Возвращение Черного Отряда. Суровые времена. Тьма Кук Глен

Отвязаться от него было невозможно. Будет трясти и нудить, пока я не выйду из терпения, и тогда обидится. Однако долгий подъем к солнцу – не такая уж заманчивая вещь…

– Ладно-ладно.

Я поднялся. Не передать словами, чего мне это стоило.

Вытаскивать меня вовсе не было нужды, однако я понял, почему ребята все же сделали это. Обстановка изменилась. Радикальным образом.

Я с разинутым ртом глядел на равнину. То есть какая там равнина – Дежагор окружала гладь озера, над ней кое-где торчали крохотными островками верхушки насыпей. На каждом таком островке ютилась горстка несчастных животных.

– Глубоко? – спросил я. – Мы сможем этих зверюг пустить на мясо?

Вряд ли южане, учитывая появление озера, будут мешать вылазкам.

– Пока что пять футов, – ответил Гоблин. – Я посылал людей промерить.

– А что, вода прибывает? Откуда она взялась? И где Тенекрут?

– Насчет Тенекрута не знаю, а вода – оттуда. – Гоблин показал пальцем. – Прибывает.

Глаза у меня неплохи. Я разглядел пену и брызги там, где вода вырывалась из кольца холмов.

– Там, помнится, был старый акведук, верно?

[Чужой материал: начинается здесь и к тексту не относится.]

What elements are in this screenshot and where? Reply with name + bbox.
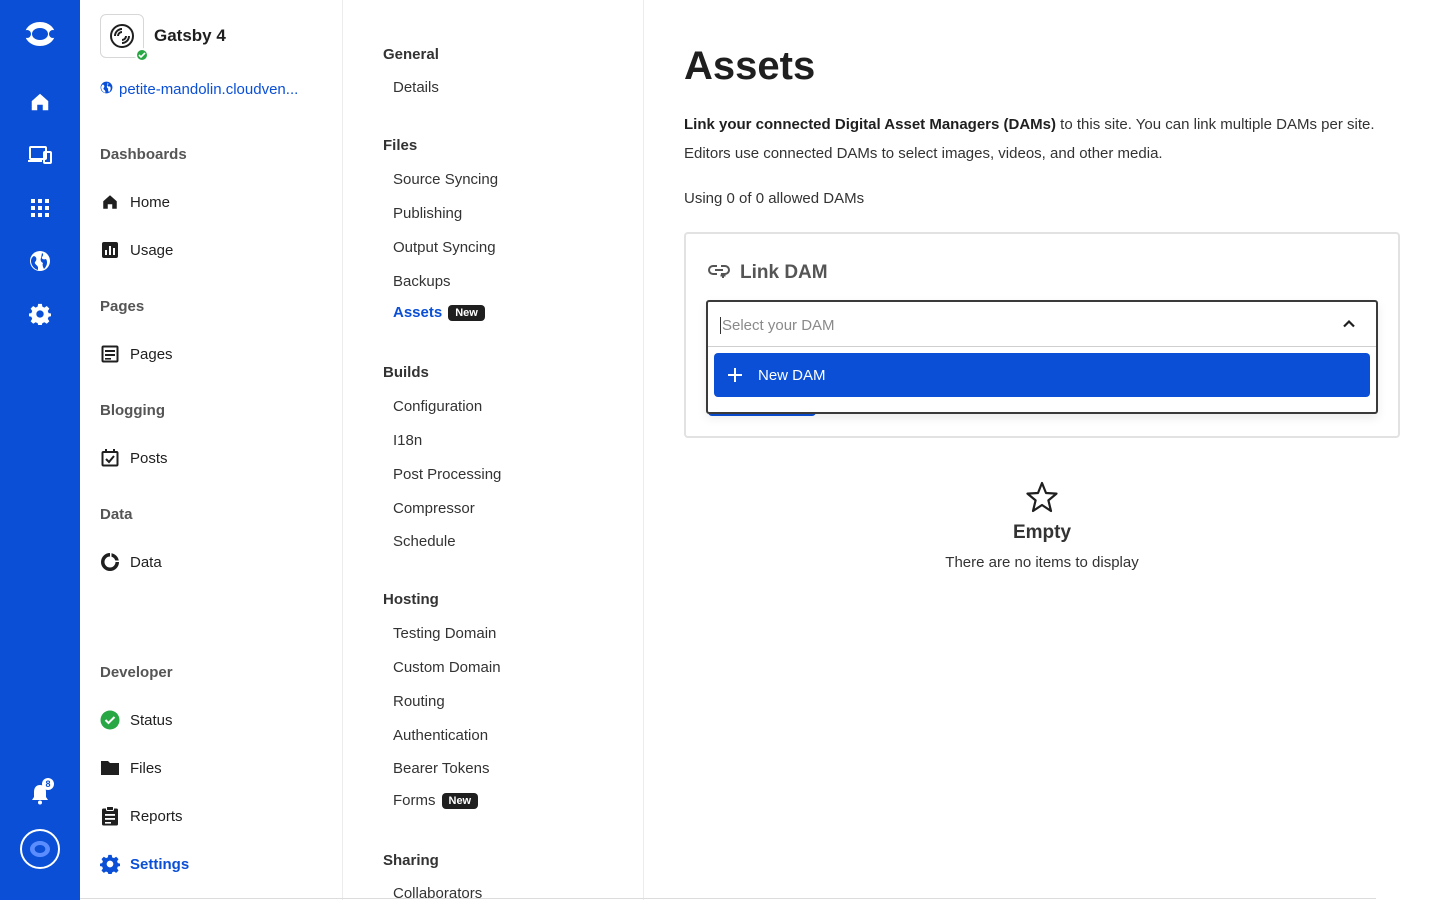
nav-item-usage[interactable]: Usage: [100, 240, 173, 260]
card-title: Link DAM: [740, 262, 828, 283]
submenu-item-testing-domain[interactable]: Testing Domain: [393, 625, 496, 642]
folder-icon: [100, 758, 120, 778]
submenu-heading-general: General: [383, 46, 439, 63]
devices-icon[interactable]: [20, 135, 60, 175]
site-nav: Gatsby 4 petite-mandolin.cloudven... Das…: [80, 0, 342, 900]
submenu-item-authentication[interactable]: Authentication: [393, 727, 488, 744]
dam-select-placeholder: Select your DAM: [720, 317, 835, 334]
nav-item-label: Files: [130, 759, 162, 777]
nav-item-label: Posts: [130, 449, 168, 467]
submenu-item-assets[interactable]: Assets New: [393, 304, 485, 321]
page-icon: [100, 344, 120, 364]
nav-item-status[interactable]: Status: [100, 710, 173, 730]
section-dashboards: Dashboards: [100, 146, 187, 163]
globe-small-icon: [100, 81, 113, 98]
account-avatar-icon[interactable]: [20, 829, 60, 869]
submenu-item-label: Assets: [393, 304, 443, 321]
description-bold: Link your connected Digital Asset Manage…: [684, 116, 1057, 133]
new-badge: New: [448, 304, 485, 321]
nav-item-label: Pages: [130, 345, 173, 363]
plus-icon: [726, 366, 744, 384]
section-developer: Developer: [100, 664, 173, 681]
gear-icon: [100, 854, 120, 874]
dropdown-option-new-dam[interactable]: New DAM: [714, 353, 1370, 397]
submenu-item-publishing[interactable]: Publishing: [393, 205, 462, 222]
site-url-text: petite-mandolin.cloudven...: [119, 81, 299, 98]
apps-grid-icon[interactable]: [20, 188, 60, 228]
option-label: New DAM: [758, 366, 826, 384]
home-icon: [100, 192, 120, 212]
notification-count-badge: 8: [42, 778, 54, 790]
globe-icon[interactable]: [20, 241, 60, 281]
section-blogging: Blogging: [100, 402, 165, 419]
star-icon: [1025, 480, 1059, 514]
settings-submenu: General Details Files Source Syncing Pub…: [342, 0, 644, 900]
dam-usage-text: Using 0 of 0 allowed DAMs: [684, 190, 865, 207]
submenu-item-forms[interactable]: Forms New: [393, 792, 479, 809]
clipboard-icon: [100, 806, 120, 826]
submenu-item-custom-domain[interactable]: Custom Domain: [393, 659, 501, 676]
submenu-item-compressor[interactable]: Compressor: [393, 500, 475, 517]
chevron-up-icon[interactable]: [1340, 315, 1358, 333]
submenu-item-i18n[interactable]: I18n: [393, 432, 422, 449]
submenu-item-details[interactable]: Details: [393, 79, 439, 96]
nav-item-label: Usage: [130, 241, 174, 259]
submenu-item-configuration[interactable]: Configuration: [393, 398, 482, 415]
submenu-heading-builds: Builds: [383, 364, 429, 381]
site-header[interactable]: Gatsby 4: [100, 14, 226, 62]
submenu-heading-hosting: Hosting: [383, 591, 439, 608]
nav-item-label: Home: [130, 193, 171, 211]
empty-description: There are no items to display: [945, 554, 1139, 571]
main-content: Assets Link your connected Digital Asset…: [644, 0, 1440, 900]
check-circle-icon: [100, 710, 120, 730]
calendar-check-icon: [100, 448, 120, 468]
nav-item-reports[interactable]: Reports: [100, 806, 183, 826]
nav-item-data[interactable]: Data: [100, 552, 162, 572]
nav-item-home[interactable]: Home: [100, 192, 170, 212]
submenu-item-bearer-tokens[interactable]: Bearer Tokens: [393, 760, 489, 777]
submenu-item-routing[interactable]: Routing: [393, 693, 445, 710]
gear-icon[interactable]: [20, 294, 60, 334]
nav-item-pages[interactable]: Pages: [100, 344, 173, 364]
site-url-link[interactable]: petite-mandolin.cloudven...: [100, 81, 298, 98]
home-icon[interactable]: [20, 82, 60, 122]
submenu-item-source-syncing[interactable]: Source Syncing: [393, 171, 498, 188]
submenu-item-post-processing[interactable]: Post Processing: [393, 466, 501, 483]
submenu-item-label: Forms: [393, 792, 436, 809]
donut-chart-icon: [100, 552, 120, 572]
submenu-heading-sharing: Sharing: [383, 852, 439, 869]
nav-item-files[interactable]: Files: [100, 758, 162, 778]
page-title: Assets: [684, 44, 816, 88]
empty-title: Empty: [1012, 522, 1072, 543]
link-icon: [708, 262, 730, 284]
card-header: Link DAM: [708, 262, 828, 284]
nav-item-label: Status: [130, 711, 173, 729]
submenu-item-output-syncing[interactable]: Output Syncing: [393, 239, 496, 256]
nav-item-label: Reports: [130, 807, 183, 825]
section-data: Data: [100, 506, 133, 523]
dam-select-dropdown[interactable]: Select your DAM New DAM: [706, 300, 1378, 414]
cloudcannon-logo-icon[interactable]: [20, 14, 60, 54]
submenu-heading-files: Files: [383, 137, 418, 154]
submenu-item-backups[interactable]: Backups: [393, 273, 451, 290]
nav-item-settings[interactable]: Settings: [100, 854, 189, 874]
site-status-check-icon: [135, 48, 149, 62]
site-name: Gatsby 4: [154, 26, 226, 45]
section-pages: Pages: [100, 298, 145, 315]
icon-rail: 8: [0, 0, 80, 900]
nav-item-label: Data: [130, 553, 162, 571]
empty-state: Empty There are no items to display: [884, 480, 1200, 571]
site-logo: [100, 14, 149, 62]
submenu-item-schedule[interactable]: Schedule: [393, 533, 456, 550]
bar-chart-icon: [100, 240, 120, 260]
bell-icon[interactable]: 8: [20, 774, 60, 814]
nav-item-label: Settings: [130, 855, 190, 873]
bottom-divider: [80, 898, 1376, 899]
nav-item-posts[interactable]: Posts: [100, 448, 168, 468]
new-badge: New: [441, 792, 479, 809]
page-description: Link your connected Digital Asset Manage…: [684, 110, 1399, 168]
dam-select-input[interactable]: Select your DAM: [708, 302, 1376, 347]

До войны фермы на холмах орошались двумя большими каналами, снабжавшими водой и акведуки Дежагора. Акведуки Отряд разрушил, когда город еще был в руках южан. Сейчас город жил благодаря дождевой воде, а еще содержимому широких и глубоких непроточных водохранилищ, о которых мы тогда и знать не знали. Ох и воняла же тамошняя вода!

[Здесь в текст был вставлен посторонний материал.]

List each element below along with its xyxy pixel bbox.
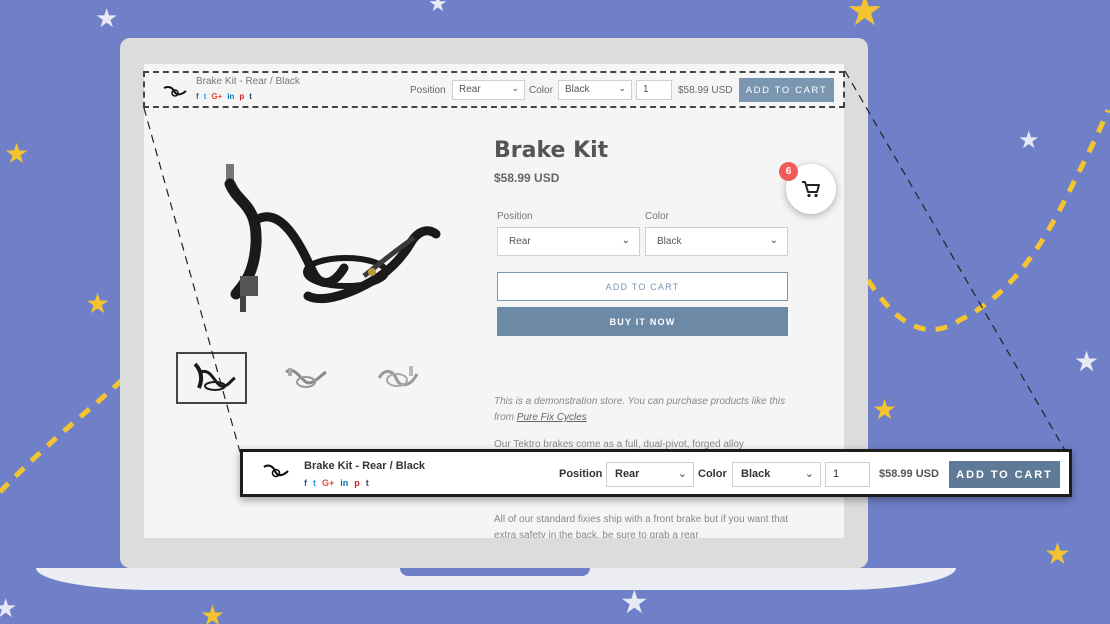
chevron-down-icon: ⌄ bbox=[511, 83, 519, 93]
sticky-product-title: Brake Kit - Rear / Black bbox=[304, 460, 426, 472]
color-label: Color bbox=[645, 211, 669, 222]
star-icon: ★ bbox=[85, 287, 111, 320]
star-icon: ★ bbox=[1044, 537, 1071, 572]
thumbnail-2[interactable] bbox=[269, 352, 340, 404]
pinterest-icon[interactable]: p bbox=[354, 478, 360, 488]
description-paragraph-2: All of our standard fixies ship with a f… bbox=[494, 514, 789, 538]
mini-position-select[interactable]: Rear ⌄ bbox=[452, 80, 525, 100]
mini-social-links: f t G+ in p t bbox=[196, 92, 252, 101]
star-icon: ★ bbox=[0, 594, 18, 624]
position-value: Rear bbox=[509, 236, 531, 247]
brake-caliper-icon bbox=[263, 464, 289, 478]
facebook-icon[interactable]: f bbox=[304, 478, 307, 488]
linkedin-icon[interactable]: in bbox=[340, 478, 348, 488]
mini-color-value: Black bbox=[565, 84, 590, 95]
mini-position-value: Rear bbox=[459, 84, 481, 95]
sticky-position-value: Rear bbox=[615, 468, 640, 480]
sticky-price: $58.99 USD bbox=[879, 468, 939, 480]
buy-it-now-button[interactable]: BUY IT NOW bbox=[497, 307, 788, 336]
tumblr-icon[interactable]: t bbox=[249, 92, 252, 101]
sticky-quantity-input[interactable]: 1 bbox=[825, 462, 870, 487]
sticky-position-label: Position bbox=[559, 468, 603, 480]
google-plus-icon[interactable]: G+ bbox=[322, 478, 334, 488]
brake-caliper-icon bbox=[377, 366, 418, 387]
position-select[interactable]: Rear ⌄ bbox=[497, 227, 640, 256]
position-label: Position bbox=[497, 211, 533, 222]
cart-count-badge: 6 bbox=[779, 162, 798, 181]
brake-caliper-icon bbox=[163, 86, 187, 97]
demo-notice: This is a demonstration store. You can p… bbox=[494, 394, 794, 426]
star-icon: ★ bbox=[872, 393, 898, 426]
color-select[interactable]: Black ⌄ bbox=[645, 227, 788, 256]
mini-sticky-bar: Brake Kit - Rear / Black f t G+ in p t P… bbox=[144, 72, 844, 108]
mini-color-label: Color bbox=[529, 85, 553, 96]
product-price: $58.99 USD bbox=[494, 171, 560, 185]
star-icon: ★ bbox=[4, 137, 30, 170]
chevron-down-icon: ⌄ bbox=[621, 235, 630, 246]
facebook-icon[interactable]: f bbox=[196, 92, 199, 101]
google-plus-icon[interactable]: G+ bbox=[211, 92, 222, 101]
chevron-down-icon: ⌄ bbox=[804, 468, 814, 480]
mini-add-to-cart-button[interactable]: ADD TO CART bbox=[739, 78, 834, 102]
sticky-color-label: Color bbox=[698, 468, 727, 480]
add-to-cart-button[interactable]: ADD TO CART bbox=[497, 272, 788, 301]
sticky-color-select[interactable]: Black ⌄ bbox=[732, 462, 821, 487]
cart-icon bbox=[802, 181, 820, 198]
product-main-image bbox=[224, 164, 441, 312]
product-thumbnails bbox=[176, 352, 433, 404]
mini-product-title: Brake Kit - Rear / Black bbox=[196, 76, 300, 87]
sticky-color-value: Black bbox=[741, 468, 771, 480]
star-icon: ★ bbox=[620, 583, 649, 621]
star-icon: ★ bbox=[200, 599, 226, 624]
twitter-icon[interactable]: t bbox=[313, 478, 316, 488]
sticky-position-select[interactable]: Rear ⌄ bbox=[606, 462, 694, 487]
star-icon: ★ bbox=[1018, 126, 1040, 154]
star-icon: ★ bbox=[428, 0, 448, 17]
thumbnail-3[interactable] bbox=[362, 352, 433, 404]
laptop-notch bbox=[400, 568, 590, 576]
sticky-social-links: f t G+ in p t bbox=[304, 478, 369, 488]
product-title: Brake Kit bbox=[494, 138, 609, 163]
mini-quantity-input[interactable]: 1 bbox=[636, 80, 672, 100]
twitter-icon[interactable]: t bbox=[204, 92, 207, 101]
mini-quantity-value: 1 bbox=[643, 84, 649, 95]
brake-caliper-icon bbox=[193, 362, 236, 391]
chevron-down-icon: ⌄ bbox=[618, 83, 626, 93]
chevron-down-icon: ⌄ bbox=[769, 235, 778, 246]
brake-caliper-icon bbox=[284, 368, 327, 388]
linkedin-icon[interactable]: in bbox=[227, 92, 234, 101]
star-icon: ★ bbox=[1074, 345, 1100, 378]
star-icon: ★ bbox=[95, 4, 119, 34]
mini-price: $58.99 USD bbox=[678, 85, 733, 96]
chevron-down-icon: ⌄ bbox=[677, 468, 687, 480]
sticky-add-to-cart-bar: Brake Kit - Rear / Black f t G+ in p t P… bbox=[240, 449, 1072, 497]
pure-fix-cycles-link[interactable]: Pure Fix Cycles bbox=[517, 412, 587, 423]
mini-color-select[interactable]: Black ⌄ bbox=[558, 80, 632, 100]
pinterest-icon[interactable]: p bbox=[239, 92, 244, 101]
mini-position-label: Position bbox=[410, 85, 446, 96]
color-value: Black bbox=[657, 236, 682, 247]
thumbnail-1[interactable] bbox=[176, 352, 247, 404]
sticky-add-to-cart-button[interactable]: ADD TO CART bbox=[949, 461, 1060, 488]
tumblr-icon[interactable]: t bbox=[366, 478, 369, 488]
star-icon: ★ bbox=[846, 0, 884, 35]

– Точно. Клетус и его братья полагают, что тенеземцы в прорытый ими канал завернули целую реку. С южной стороны – то же самое.

Дежагор расположен на равнине, что ниже земель за холмами. С запада и юго-востока от холмов – по небольшой реке.

– Значит, ребята обдумывают инженерный аспект?

– Ну да. А с ними три десятка таглиосцев, сведущих в этом деле.

– И до чего уже додумались?

– А что тебя интересует?

– Например, до каких пор будет подниматься вода. Мы утонем?

Если Тенекрут хочет именно этого, значит его образ мышления претерпел значительные перемены. Прежде Хозяин Теней хотел вернуть себе Дежагор в целости и сохранности. Нынешнее же решение задачи куда более быстрое и практичное, хотя и губительное для его собственности, каковую, конечно же, он ценит выше, чем любое количество жизней.

– Как раз этим они сейчас и заняты.

– Гм… И что же, Тенекрут увел свою армию сразу после ухода Госпожи?

– Нет, – ответил Одноглазый. – Они здесь топчутся, купального сезона ждут. Хотя мы еще посмотрим, чего дождутся.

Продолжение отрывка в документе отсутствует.